In former years, most of the working population was trained within the dual vocational education and training (VET) system. Now, half of all school-leavers pursue academic education focusing on theory. Industry in the federal state of Hesse therefore demands adaptation of the education system to current requirements since it has remained the same for decades.

‘Our education system currently aggravates the skilled-labour shortage. As long as theoretical university education and practice-oriented VET coexist without much permeability and even increasingly compete with each other, we will gamble away the exemplary success of the German dual VET system. We moreover produce significant numbers of university dropouts. This is why we are in favour of forming one joint education system that lifts access barriers and unifies theoretical and practical learning’, says Volker Fasbender, chief executive officer of the federation of Hessian entrepreneurs associations (VhU - Vereinigung der hessischen Unternehmerverbände).

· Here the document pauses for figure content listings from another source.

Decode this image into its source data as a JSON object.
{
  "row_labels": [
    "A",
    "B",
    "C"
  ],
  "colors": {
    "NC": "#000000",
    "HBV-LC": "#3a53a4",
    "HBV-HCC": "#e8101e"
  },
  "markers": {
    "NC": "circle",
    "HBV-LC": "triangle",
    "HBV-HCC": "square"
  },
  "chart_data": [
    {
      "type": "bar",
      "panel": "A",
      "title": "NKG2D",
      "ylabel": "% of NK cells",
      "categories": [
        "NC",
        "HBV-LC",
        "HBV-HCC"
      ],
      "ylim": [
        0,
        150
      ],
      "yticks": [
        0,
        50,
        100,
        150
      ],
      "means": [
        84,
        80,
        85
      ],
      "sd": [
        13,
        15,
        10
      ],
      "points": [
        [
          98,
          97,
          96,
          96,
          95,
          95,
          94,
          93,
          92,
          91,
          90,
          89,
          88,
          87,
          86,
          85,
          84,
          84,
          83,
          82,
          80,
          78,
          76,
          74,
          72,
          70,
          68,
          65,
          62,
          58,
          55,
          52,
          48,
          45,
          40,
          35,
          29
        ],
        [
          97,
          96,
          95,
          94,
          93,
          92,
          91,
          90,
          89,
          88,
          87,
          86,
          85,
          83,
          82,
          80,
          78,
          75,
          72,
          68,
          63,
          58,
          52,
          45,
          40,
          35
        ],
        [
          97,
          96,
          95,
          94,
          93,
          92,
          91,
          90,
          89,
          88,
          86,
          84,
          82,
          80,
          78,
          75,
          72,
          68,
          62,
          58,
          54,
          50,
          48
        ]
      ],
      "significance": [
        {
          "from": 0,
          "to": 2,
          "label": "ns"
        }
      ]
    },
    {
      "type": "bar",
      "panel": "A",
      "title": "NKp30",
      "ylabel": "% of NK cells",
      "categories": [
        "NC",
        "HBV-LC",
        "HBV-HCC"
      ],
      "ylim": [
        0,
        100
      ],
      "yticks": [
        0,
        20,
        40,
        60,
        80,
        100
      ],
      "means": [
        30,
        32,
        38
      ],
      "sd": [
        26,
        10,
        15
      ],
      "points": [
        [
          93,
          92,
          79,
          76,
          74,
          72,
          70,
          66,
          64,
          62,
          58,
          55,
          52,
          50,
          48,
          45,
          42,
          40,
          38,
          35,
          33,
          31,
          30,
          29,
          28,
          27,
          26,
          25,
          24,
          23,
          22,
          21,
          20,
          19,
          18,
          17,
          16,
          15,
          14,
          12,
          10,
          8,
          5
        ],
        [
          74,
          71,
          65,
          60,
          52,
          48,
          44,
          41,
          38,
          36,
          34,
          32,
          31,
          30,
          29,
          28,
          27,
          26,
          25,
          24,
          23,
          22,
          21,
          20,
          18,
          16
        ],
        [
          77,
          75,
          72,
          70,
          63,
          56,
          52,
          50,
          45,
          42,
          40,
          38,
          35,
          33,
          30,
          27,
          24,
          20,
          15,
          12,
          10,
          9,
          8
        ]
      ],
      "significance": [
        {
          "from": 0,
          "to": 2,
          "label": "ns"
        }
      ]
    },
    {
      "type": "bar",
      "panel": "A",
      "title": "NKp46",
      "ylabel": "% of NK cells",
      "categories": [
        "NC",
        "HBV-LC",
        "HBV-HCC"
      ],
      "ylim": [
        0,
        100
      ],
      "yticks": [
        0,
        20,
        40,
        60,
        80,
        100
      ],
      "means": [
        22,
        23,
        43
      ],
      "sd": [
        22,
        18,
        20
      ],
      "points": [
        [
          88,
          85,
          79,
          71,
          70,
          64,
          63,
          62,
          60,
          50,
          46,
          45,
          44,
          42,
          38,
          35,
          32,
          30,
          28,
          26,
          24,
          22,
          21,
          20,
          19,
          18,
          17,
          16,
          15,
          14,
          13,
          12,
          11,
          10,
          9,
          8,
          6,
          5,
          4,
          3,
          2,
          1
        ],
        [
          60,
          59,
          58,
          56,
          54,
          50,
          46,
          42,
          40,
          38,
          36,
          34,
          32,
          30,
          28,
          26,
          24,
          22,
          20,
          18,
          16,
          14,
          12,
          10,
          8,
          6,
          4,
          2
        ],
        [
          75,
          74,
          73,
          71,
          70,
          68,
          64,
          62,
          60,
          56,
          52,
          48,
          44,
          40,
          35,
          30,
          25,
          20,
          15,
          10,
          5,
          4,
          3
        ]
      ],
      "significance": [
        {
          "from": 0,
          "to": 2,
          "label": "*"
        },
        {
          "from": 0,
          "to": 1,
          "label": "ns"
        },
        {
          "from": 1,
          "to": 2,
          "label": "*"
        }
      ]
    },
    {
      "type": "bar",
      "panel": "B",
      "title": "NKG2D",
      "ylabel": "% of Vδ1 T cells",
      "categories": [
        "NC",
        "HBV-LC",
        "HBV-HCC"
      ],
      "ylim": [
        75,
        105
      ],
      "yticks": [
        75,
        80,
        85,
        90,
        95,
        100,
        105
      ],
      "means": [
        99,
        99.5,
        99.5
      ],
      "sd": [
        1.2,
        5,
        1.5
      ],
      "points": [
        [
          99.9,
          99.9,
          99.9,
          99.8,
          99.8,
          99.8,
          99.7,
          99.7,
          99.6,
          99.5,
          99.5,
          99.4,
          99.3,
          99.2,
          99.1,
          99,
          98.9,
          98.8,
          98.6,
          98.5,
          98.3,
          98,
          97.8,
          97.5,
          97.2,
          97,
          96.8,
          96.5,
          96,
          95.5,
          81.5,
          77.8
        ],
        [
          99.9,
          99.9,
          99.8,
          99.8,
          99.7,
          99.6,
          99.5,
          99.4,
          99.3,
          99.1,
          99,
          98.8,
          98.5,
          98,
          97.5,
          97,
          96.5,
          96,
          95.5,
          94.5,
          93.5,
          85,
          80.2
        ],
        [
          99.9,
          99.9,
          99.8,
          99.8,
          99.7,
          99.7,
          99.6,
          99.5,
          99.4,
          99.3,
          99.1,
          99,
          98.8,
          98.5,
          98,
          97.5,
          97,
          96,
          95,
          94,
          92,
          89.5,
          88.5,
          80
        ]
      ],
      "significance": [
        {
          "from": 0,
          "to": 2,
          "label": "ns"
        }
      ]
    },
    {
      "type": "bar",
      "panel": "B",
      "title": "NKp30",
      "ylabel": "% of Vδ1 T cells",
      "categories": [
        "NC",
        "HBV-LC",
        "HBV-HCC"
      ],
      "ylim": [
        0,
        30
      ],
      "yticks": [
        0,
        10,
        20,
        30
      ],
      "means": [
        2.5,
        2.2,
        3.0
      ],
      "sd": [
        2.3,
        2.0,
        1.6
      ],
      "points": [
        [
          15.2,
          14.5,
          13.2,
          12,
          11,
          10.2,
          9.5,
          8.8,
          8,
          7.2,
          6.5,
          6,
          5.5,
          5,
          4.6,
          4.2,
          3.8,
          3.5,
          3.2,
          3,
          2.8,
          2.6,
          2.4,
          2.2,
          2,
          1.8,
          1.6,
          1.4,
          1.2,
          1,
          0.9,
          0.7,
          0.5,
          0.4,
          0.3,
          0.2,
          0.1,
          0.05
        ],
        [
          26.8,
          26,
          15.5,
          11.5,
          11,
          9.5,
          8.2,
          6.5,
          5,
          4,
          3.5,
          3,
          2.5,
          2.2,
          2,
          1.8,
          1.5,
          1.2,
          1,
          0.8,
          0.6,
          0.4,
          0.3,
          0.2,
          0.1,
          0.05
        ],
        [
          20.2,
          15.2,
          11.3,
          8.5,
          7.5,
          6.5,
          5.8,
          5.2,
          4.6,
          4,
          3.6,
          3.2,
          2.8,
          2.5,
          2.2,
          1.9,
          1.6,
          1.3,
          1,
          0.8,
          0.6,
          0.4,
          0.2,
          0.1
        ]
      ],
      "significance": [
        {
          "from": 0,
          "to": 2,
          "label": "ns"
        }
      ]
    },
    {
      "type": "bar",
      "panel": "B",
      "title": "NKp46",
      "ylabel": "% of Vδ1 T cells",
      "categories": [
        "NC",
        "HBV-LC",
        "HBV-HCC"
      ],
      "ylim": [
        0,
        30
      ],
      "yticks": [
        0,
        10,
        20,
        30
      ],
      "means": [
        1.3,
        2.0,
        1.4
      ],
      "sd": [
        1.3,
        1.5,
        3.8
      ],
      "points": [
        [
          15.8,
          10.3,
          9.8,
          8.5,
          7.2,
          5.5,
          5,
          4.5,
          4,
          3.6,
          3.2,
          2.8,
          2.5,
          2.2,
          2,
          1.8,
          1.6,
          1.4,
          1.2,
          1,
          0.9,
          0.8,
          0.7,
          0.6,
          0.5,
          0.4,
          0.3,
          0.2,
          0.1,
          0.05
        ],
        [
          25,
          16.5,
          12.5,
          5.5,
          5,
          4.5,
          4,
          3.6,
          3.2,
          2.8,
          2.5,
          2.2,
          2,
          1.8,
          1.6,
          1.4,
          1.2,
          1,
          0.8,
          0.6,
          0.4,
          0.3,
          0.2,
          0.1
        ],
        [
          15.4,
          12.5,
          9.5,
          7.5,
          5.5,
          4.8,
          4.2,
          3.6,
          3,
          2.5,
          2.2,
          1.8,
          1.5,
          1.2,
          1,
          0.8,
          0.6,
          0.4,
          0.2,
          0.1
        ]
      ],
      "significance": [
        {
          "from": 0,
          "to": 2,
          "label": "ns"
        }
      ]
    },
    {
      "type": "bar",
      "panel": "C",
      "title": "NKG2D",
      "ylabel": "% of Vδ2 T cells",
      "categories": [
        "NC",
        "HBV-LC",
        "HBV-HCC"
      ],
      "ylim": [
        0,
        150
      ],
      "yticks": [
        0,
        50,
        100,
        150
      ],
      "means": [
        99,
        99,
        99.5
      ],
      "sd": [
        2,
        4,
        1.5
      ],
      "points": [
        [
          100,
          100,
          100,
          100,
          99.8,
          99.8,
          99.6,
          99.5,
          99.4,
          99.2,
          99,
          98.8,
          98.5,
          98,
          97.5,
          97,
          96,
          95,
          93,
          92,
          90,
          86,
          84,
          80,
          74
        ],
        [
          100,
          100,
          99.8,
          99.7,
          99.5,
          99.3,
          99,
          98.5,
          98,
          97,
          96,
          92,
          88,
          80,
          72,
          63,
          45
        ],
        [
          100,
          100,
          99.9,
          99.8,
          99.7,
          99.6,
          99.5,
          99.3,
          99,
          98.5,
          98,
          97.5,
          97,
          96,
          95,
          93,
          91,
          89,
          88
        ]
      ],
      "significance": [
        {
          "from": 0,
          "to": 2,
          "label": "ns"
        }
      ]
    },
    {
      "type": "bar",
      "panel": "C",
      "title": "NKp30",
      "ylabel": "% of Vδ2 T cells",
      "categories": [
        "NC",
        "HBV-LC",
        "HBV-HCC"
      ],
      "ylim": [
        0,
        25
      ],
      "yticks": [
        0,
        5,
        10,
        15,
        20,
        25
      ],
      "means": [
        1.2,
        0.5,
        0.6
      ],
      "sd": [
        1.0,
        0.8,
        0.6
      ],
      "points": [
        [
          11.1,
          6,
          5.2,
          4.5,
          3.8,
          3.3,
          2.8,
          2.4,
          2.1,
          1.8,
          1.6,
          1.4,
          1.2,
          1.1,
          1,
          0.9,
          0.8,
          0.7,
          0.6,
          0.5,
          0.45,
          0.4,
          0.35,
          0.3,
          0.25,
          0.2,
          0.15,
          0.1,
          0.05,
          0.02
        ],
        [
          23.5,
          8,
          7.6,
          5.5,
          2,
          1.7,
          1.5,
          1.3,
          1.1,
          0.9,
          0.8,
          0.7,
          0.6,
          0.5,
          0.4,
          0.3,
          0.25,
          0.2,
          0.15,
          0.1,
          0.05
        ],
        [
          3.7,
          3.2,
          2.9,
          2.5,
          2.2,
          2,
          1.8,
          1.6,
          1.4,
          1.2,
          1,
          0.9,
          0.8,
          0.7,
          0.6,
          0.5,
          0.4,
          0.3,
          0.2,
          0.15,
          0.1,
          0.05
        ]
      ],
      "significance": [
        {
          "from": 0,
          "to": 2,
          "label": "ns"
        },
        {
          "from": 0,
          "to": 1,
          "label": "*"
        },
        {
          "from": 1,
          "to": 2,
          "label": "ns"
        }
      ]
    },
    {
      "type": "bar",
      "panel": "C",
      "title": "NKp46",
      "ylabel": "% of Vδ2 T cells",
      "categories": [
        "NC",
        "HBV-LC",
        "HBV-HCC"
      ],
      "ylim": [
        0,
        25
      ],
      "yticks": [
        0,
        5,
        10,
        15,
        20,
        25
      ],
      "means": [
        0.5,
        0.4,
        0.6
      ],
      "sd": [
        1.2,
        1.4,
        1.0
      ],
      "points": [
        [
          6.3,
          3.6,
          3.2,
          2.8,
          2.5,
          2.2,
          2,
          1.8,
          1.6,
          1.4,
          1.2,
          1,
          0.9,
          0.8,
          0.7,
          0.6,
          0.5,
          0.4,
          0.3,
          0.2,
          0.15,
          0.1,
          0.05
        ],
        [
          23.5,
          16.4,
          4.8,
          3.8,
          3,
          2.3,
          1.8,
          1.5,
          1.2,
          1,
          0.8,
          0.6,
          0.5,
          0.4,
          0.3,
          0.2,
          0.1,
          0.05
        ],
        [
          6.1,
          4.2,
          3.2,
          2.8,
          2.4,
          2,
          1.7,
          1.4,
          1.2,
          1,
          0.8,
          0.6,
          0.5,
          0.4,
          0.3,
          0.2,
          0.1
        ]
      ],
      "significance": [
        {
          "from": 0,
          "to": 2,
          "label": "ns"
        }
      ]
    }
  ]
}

For this purpose, VhU has developed a five-step programme:

  • to open up universities to skilled workers without university entrance qualifications and without proof of professional practice;
  • to offer a ‘vocational university entrance qualification’, an approximately six-month programme for apprentices at vocational schools, which proves their eligibility for university;
  • to accommodate vocational practitioners, university courses have to be reorganised and academic education has to be linked better to continuing vocational training programmes;
  • universities to offer extra-occupational modules that meet academic standards as well as bachelor and master degrees for vocational practitioners;
  • vocational schools to refocus their core task, that is, dual VET, and consistently cut back on educational programmes that compete with dual VET.

VhU and industry in Hesse aim to make VET also attractive to those young people who want to keep an option open to study. However, a surge in academic education has a risk that half school-leavers attain university degrees not in demand on the labour market.